Sending children back to school after a divorce
After a divorce has reached its legal conclusion, many spouses think that the hard part is over. For some, this may be true. But for many families, adjusting to life after a split can be much more difficult and stressful than the divorce itself. This is especially true for children, who will now find themselves dividing their time between two households and two new and separate families.
So when children go back to school after their parents have split, it is foreseeable that they may have difficulty focusing on schoolwork, explaining their new situation to friends, and readjusting to their familiar school life at a time when their home life is turned upside-down. But there are several things that parents can do to ease this transition.
First, parents should consider meeting with the school principal, their children’s teachers, school counselors, and any other relevant staff. Explain the new family situation and express any concerns you have or potential issues that may arise. It may be a good idea to hold these meetings on a fairly regular basis for the first few months of the school year. In the alternative, many schools have support programs for children of divorce. It may benefit your child to participate.
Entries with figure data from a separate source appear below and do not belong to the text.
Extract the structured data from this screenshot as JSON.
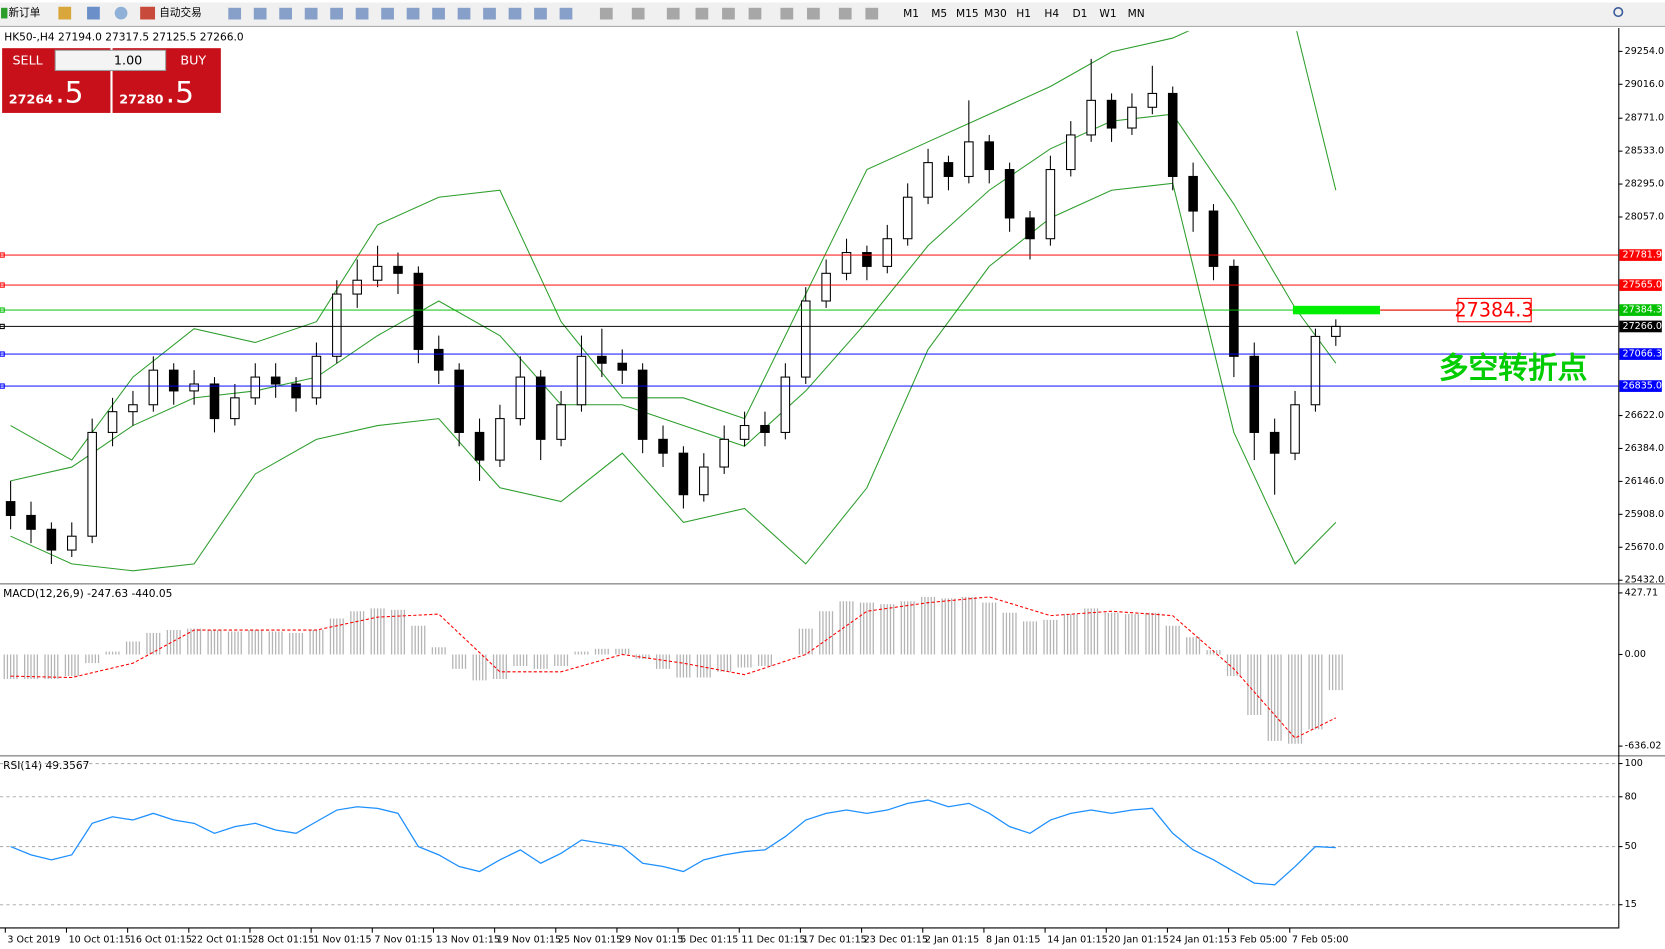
{
  "toolbar": {
    "new_order": "新订单",
    "auto_trade": "自动交易",
    "timeframes": [
      "M1",
      "M5",
      "M15",
      "M30",
      "H1",
      "H4",
      "D1",
      "W1",
      "MN"
    ]
  },
  "trade_panel": {
    "sell": "SELL",
    "buy": "BUY",
    "lots": "1.00",
    "bid_main": "27264",
    "bid_frac": ".5",
    "ask_main": "27280",
    "ask_frac": ".5"
  },
  "chart_data": [
    {
      "type": "candlestick",
      "title": "HK50-,H4  27194.0 27317.5 27125.5 27266.0",
      "up_color": "#ffffff",
      "down_color": "#000000",
      "categories": [
        "3 Oct 2019",
        null,
        null,
        "10 Oct 01:15",
        null,
        null,
        "16 Oct 01:15",
        null,
        null,
        "22 Oct 01:15",
        null,
        null,
        "28 Oct 01:15",
        null,
        null,
        "1 Nov 01:15",
        null,
        null,
        "7 Nov 01:15",
        null,
        null,
        "13 Nov 01:15",
        null,
        null,
        "19 Nov 01:15",
        null,
        null,
        "25 Nov 01:15",
        null,
        null,
        "29 Nov 01:15",
        null,
        null,
        "5 Dec 01:15",
        null,
        null,
        "11 Dec 01:15",
        null,
        null,
        "17 Dec 01:15",
        null,
        null,
        "23 Dec 01:15",
        null,
        null,
        "2 Jan 01:15",
        null,
        null,
        "8 Jan 01:15",
        null,
        null,
        "14 Jan 01:15",
        null,
        null,
        "20 Jan 01:15",
        null,
        null,
        "24 Jan 01:15",
        null,
        null,
        "3 Feb 05:00",
        null,
        null,
        "7 Feb 05:00",
        null,
        null
      ],
      "candles": [
        [
          26000,
          26150,
          25800,
          25900
        ],
        [
          25900,
          26000,
          25700,
          25800
        ],
        [
          25800,
          25850,
          25550,
          25650
        ],
        [
          25650,
          25850,
          25600,
          25750
        ],
        [
          25750,
          26600,
          25700,
          26500
        ],
        [
          26500,
          26750,
          26400,
          26650
        ],
        [
          26650,
          26800,
          26550,
          26700
        ],
        [
          26700,
          27050,
          26650,
          26950
        ],
        [
          26950,
          27000,
          26700,
          26800
        ],
        [
          26800,
          26950,
          26700,
          26850
        ],
        [
          26850,
          26900,
          26500,
          26600
        ],
        [
          26600,
          26850,
          26550,
          26750
        ],
        [
          26750,
          27000,
          26700,
          26900
        ],
        [
          26900,
          27000,
          26750,
          26850
        ],
        [
          26850,
          26900,
          26650,
          26750
        ],
        [
          26750,
          27150,
          26700,
          27050
        ],
        [
          27050,
          27600,
          27000,
          27500
        ],
        [
          27500,
          27750,
          27400,
          27600
        ],
        [
          27600,
          27850,
          27550,
          27700
        ],
        [
          27700,
          27800,
          27500,
          27650
        ],
        [
          27650,
          27700,
          27000,
          27100
        ],
        [
          27100,
          27200,
          26850,
          26950
        ],
        [
          26950,
          27000,
          26400,
          26500
        ],
        [
          26500,
          26600,
          26150,
          26300
        ],
        [
          26300,
          26700,
          26250,
          26600
        ],
        [
          26600,
          27050,
          26550,
          26900
        ],
        [
          26900,
          26950,
          26300,
          26450
        ],
        [
          26450,
          26800,
          26400,
          26700
        ],
        [
          26700,
          27200,
          26650,
          27050
        ],
        [
          27050,
          27250,
          26900,
          27000
        ],
        [
          27000,
          27100,
          26850,
          26950
        ],
        [
          26950,
          27000,
          26350,
          26450
        ],
        [
          26450,
          26550,
          26250,
          26350
        ],
        [
          26350,
          26400,
          25950,
          26050
        ],
        [
          26050,
          26350,
          26000,
          26250
        ],
        [
          26250,
          26550,
          26200,
          26450
        ],
        [
          26450,
          26650,
          26400,
          26550
        ],
        [
          26550,
          26650,
          26400,
          26500
        ],
        [
          26500,
          27000,
          26450,
          26900
        ],
        [
          26900,
          27550,
          26850,
          27450
        ],
        [
          27450,
          27750,
          27400,
          27650
        ],
        [
          27650,
          27900,
          27600,
          27800
        ],
        [
          27800,
          27850,
          27600,
          27700
        ],
        [
          27700,
          28000,
          27650,
          27900
        ],
        [
          27900,
          28300,
          27850,
          28200
        ],
        [
          28200,
          28550,
          28150,
          28450
        ],
        [
          28450,
          28500,
          28250,
          28350
        ],
        [
          28350,
          28900,
          28300,
          28600
        ],
        [
          28600,
          28650,
          28300,
          28400
        ],
        [
          28400,
          28450,
          27950,
          28050
        ],
        [
          28050,
          28100,
          27750,
          27900
        ],
        [
          27900,
          28500,
          27850,
          28400
        ],
        [
          28400,
          28750,
          28350,
          28650
        ],
        [
          28650,
          29200,
          28600,
          28900
        ],
        [
          28900,
          28950,
          28600,
          28700
        ],
        [
          28700,
          28950,
          28650,
          28850
        ],
        [
          28850,
          29150,
          28800,
          28950
        ],
        [
          28950,
          29000,
          28250,
          28350
        ],
        [
          28350,
          28450,
          27950,
          28100
        ],
        [
          28100,
          28150,
          27600,
          27700
        ],
        [
          27700,
          27750,
          26900,
          27050
        ],
        [
          27050,
          27150,
          26300,
          26500
        ],
        [
          26500,
          26600,
          26050,
          26350
        ],
        [
          26350,
          26800,
          26300,
          26700
        ],
        [
          26700,
          27250,
          26650,
          27194
        ],
        [
          27194,
          27317.5,
          27125.5,
          27266
        ]
      ],
      "bands": {
        "color": "#2e9e2e",
        "x": [
          0,
          3,
          6,
          9,
          12,
          15,
          18,
          21,
          24,
          27,
          30,
          33,
          36,
          39,
          42,
          45,
          48,
          51,
          54,
          57,
          60,
          63,
          65
        ],
        "upper": [
          26550,
          26300,
          26900,
          27250,
          27150,
          27300,
          28000,
          28200,
          28250,
          27300,
          26750,
          26750,
          26600,
          27500,
          28400,
          28600,
          28800,
          29000,
          29250,
          29350,
          29550,
          29450,
          28250
        ],
        "middle": [
          26150,
          26250,
          26550,
          26750,
          26800,
          26900,
          27200,
          27450,
          27200,
          26700,
          26700,
          26550,
          26400,
          26800,
          27300,
          27850,
          28250,
          28550,
          28750,
          28800,
          28150,
          27400,
          27000
        ],
        "lower": [
          25750,
          25550,
          25500,
          25550,
          26200,
          26450,
          26550,
          26600,
          26100,
          26000,
          26350,
          25850,
          25950,
          25550,
          26100,
          27100,
          27700,
          28050,
          28250,
          28300,
          26500,
          25550,
          25850
        ]
      },
      "ylim": [
        25417,
        29400
      ],
      "yticks": [
        {
          "value": 29254,
          "label": "29254.0"
        },
        {
          "value": 29016,
          "label": "29016.0"
        },
        {
          "value": 28771,
          "label": "28771.0"
        },
        {
          "value": 28533,
          "label": "28533.0"
        },
        {
          "value": 28295,
          "label": "28295.0"
        },
        {
          "value": 28057,
          "label": "28057.0"
        },
        {
          "value": 26622,
          "label": "26622.0"
        },
        {
          "value": 26384,
          "label": "26384.0"
        },
        {
          "value": 26146,
          "label": "26146.0"
        },
        {
          "value": 25908,
          "label": "25908.0"
        },
        {
          "value": 25670,
          "label": "25670.0"
        },
        {
          "value": 25432,
          "label": "25432.0"
        }
      ],
      "levels": [
        {
          "value": 27781.9,
          "label": "27781.9",
          "color": "#ff0000"
        },
        {
          "value": 27565,
          "label": "27565.0",
          "color": "#ff0000"
        },
        {
          "value": 27384.3,
          "label": "27384.3",
          "color": "#00c000"
        },
        {
          "value": 27266,
          "label": "27266.0",
          "color": "#000000"
        },
        {
          "value": 27066.3,
          "label": "27066.3",
          "color": "#0000ff"
        },
        {
          "value": 26835,
          "label": "26835.0",
          "color": "#0000ff"
        }
      ],
      "callout": {
        "value": 27384.3,
        "label": "27384.3",
        "color": "#ff0000",
        "bar_color": "#00ee00"
      },
      "annotation": {
        "text": "多空转折点",
        "color": "#00cc00"
      }
    },
    {
      "type": "macd",
      "title": "MACD(12,26,9) -247.63 -440.05",
      "color": "#b4b4b4",
      "values": [
        -170,
        -170,
        -170,
        -150,
        -60,
        20,
        90,
        150,
        170,
        180,
        170,
        160,
        170,
        160,
        150,
        170,
        250,
        300,
        320,
        310,
        200,
        50,
        -100,
        -180,
        -170,
        -80,
        -100,
        -80,
        20,
        40,
        40,
        -30,
        -100,
        -160,
        -160,
        -120,
        -90,
        -80,
        0,
        180,
        300,
        370,
        360,
        350,
        370,
        400,
        390,
        400,
        360,
        290,
        230,
        240,
        280,
        320,
        290,
        280,
        290,
        200,
        120,
        30,
        -150,
        -420,
        -600,
        -620,
        -520,
        -247.63
      ],
      "signal": {
        "color": "#ff0000",
        "x": [
          0,
          3,
          6,
          9,
          12,
          15,
          18,
          21,
          24,
          27,
          30,
          33,
          36,
          39,
          42,
          45,
          48,
          51,
          54,
          57,
          60,
          63,
          65
        ],
        "values": [
          -150,
          -160,
          -60,
          170,
          170,
          170,
          260,
          280,
          -120,
          -120,
          0,
          -60,
          -140,
          0,
          300,
          360,
          400,
          270,
          300,
          270,
          -100,
          -580,
          -440.05
        ]
      },
      "ylim": [
        -693,
        472
      ],
      "yticks": [
        {
          "value": 427.71,
          "label": "427.71"
        },
        {
          "value": 0,
          "label": "0.00"
        },
        {
          "value": -636.02,
          "label": "-636.02"
        }
      ]
    },
    {
      "type": "line",
      "title": "RSI(14) 49.3567",
      "color": "#1e90ff",
      "values": [
        50,
        45,
        42,
        45,
        64,
        68,
        66,
        70,
        66,
        64,
        58,
        62,
        64,
        60,
        58,
        65,
        72,
        74,
        73,
        70,
        50,
        45,
        38,
        35,
        42,
        48,
        40,
        46,
        54,
        52,
        50,
        40,
        38,
        35,
        42,
        45,
        47,
        48,
        56,
        66,
        70,
        72,
        70,
        72,
        76,
        78,
        74,
        76,
        70,
        62,
        58,
        66,
        70,
        72,
        70,
        72,
        73,
        58,
        48,
        42,
        35,
        28,
        27,
        38,
        50,
        49.3567
      ],
      "ylim": [
        2,
        103
      ],
      "yticks": [
        15,
        50,
        80,
        100
      ],
      "grid": true
    }
  ]
}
Second, ensure that all of the logistical details are worked out with your former spouse. Your children should know when and where they are going at all times, and try to keep it simple to avoid confusing everyone involved. It may help to develop a system of communication with your ex-spouse to stay abreast of homework assignments, school announcements, and other issues. A notebook that travels with your child is a good tool.
Third, keep an open line of communication with your child, but don’t push them to talk to you if they are not ready. However, continue to let them know that you are there for them whenever they need your support.